Inside the burial chamber during excavation: the north walling, carrying the othogneiss slab, displays skillful stonework.

Precise links with Grand-Menhir

The southern end of Er-Grah was apparently never completed. Strangely enough, it is oblique to the general axis of the monument but parallel to the alignment related to the Grand-Menhir as if it was aligned with it.

Z. Le Rouzic considered the Grand-Menhir as an "indicator menhir" erected at the end of Er-Grah.
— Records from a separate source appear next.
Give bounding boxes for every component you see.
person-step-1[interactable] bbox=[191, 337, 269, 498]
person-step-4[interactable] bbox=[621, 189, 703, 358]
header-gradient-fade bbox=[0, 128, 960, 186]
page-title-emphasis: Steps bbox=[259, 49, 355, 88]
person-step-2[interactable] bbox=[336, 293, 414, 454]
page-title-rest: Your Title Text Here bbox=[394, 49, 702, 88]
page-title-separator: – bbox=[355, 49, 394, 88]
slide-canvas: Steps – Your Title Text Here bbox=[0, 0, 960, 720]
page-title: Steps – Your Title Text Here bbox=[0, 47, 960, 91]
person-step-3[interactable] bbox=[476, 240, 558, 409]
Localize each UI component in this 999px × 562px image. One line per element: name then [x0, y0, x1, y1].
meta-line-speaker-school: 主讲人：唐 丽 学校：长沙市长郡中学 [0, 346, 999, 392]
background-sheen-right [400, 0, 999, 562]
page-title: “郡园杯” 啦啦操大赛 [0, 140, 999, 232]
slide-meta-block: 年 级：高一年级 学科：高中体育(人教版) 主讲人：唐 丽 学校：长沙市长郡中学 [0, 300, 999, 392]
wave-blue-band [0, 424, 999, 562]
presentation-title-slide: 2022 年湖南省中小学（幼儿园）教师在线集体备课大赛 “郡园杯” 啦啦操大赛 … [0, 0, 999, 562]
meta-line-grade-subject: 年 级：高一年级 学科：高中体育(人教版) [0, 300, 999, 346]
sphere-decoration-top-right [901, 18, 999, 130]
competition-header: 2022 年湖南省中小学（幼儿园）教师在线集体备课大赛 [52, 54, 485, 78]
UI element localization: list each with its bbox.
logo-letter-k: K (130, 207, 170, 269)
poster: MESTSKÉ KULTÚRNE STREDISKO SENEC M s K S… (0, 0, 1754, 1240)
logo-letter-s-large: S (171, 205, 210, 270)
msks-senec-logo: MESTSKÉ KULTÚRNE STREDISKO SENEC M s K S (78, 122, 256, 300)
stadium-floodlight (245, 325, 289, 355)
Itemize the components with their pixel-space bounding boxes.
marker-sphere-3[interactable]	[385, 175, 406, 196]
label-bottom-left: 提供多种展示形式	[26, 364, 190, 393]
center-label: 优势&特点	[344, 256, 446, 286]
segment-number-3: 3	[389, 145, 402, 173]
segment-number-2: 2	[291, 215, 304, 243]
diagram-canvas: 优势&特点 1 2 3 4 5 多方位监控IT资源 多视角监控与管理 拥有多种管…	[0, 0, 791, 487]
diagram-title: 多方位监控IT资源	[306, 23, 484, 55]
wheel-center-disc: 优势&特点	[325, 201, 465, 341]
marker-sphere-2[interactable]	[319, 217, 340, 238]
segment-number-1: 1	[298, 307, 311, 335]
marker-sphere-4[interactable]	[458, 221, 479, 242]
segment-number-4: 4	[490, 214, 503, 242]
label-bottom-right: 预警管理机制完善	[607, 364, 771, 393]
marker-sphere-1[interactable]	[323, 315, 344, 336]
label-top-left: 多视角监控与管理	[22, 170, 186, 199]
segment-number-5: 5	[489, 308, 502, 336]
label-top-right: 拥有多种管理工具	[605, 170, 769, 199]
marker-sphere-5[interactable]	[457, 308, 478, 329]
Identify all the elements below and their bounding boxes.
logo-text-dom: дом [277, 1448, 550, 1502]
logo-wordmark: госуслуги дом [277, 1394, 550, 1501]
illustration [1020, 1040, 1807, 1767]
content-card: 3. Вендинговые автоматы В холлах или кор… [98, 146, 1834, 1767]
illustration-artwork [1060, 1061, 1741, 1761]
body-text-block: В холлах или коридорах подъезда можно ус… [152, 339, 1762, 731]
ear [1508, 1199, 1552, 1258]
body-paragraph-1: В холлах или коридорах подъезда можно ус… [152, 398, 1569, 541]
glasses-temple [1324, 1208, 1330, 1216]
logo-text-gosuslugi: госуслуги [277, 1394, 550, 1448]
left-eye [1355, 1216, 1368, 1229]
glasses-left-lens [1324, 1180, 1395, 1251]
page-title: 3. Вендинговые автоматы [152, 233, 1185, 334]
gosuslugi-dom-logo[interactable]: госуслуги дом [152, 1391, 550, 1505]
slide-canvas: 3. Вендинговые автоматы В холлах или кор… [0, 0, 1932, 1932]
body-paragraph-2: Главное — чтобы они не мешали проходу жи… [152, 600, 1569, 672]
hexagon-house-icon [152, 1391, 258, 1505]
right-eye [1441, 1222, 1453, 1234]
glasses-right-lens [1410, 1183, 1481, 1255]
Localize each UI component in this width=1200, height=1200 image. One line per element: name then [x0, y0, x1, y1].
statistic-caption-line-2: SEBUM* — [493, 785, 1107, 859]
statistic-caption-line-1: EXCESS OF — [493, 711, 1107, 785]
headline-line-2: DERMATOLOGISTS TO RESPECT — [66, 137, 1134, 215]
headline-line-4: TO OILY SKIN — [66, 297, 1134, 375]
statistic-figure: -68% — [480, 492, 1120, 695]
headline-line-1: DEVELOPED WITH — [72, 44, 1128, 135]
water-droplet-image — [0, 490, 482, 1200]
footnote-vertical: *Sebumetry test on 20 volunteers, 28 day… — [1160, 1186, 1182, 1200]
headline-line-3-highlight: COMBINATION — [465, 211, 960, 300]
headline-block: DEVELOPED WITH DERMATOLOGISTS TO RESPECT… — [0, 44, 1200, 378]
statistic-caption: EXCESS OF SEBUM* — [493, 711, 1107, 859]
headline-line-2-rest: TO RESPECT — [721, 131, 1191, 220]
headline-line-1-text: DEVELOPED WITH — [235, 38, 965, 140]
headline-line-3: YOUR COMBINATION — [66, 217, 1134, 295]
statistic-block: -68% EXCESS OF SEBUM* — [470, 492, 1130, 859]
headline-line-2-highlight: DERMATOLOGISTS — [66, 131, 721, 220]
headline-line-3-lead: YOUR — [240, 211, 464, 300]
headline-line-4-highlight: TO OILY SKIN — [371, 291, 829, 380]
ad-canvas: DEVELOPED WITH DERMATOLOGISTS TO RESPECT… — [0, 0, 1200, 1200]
Excavations proved this hypothesis wrong, showing that the basis of the monolith was part of an independent structure, stratigraphically older than the tumulus.

On the contrary, Er-Grah is strictly symmetrical around an axis leading from the basis of the menhir to the burial chamber, which shows that the giant monolith was still highly significant and probably still standing when the tumulus was built (during the last two centuries of the 5th millennium BC).

General overview of the tumulus during restoration: in the background, the primary cairn and its burial chamber, in the foreground, the southern extension with its faced stone edges.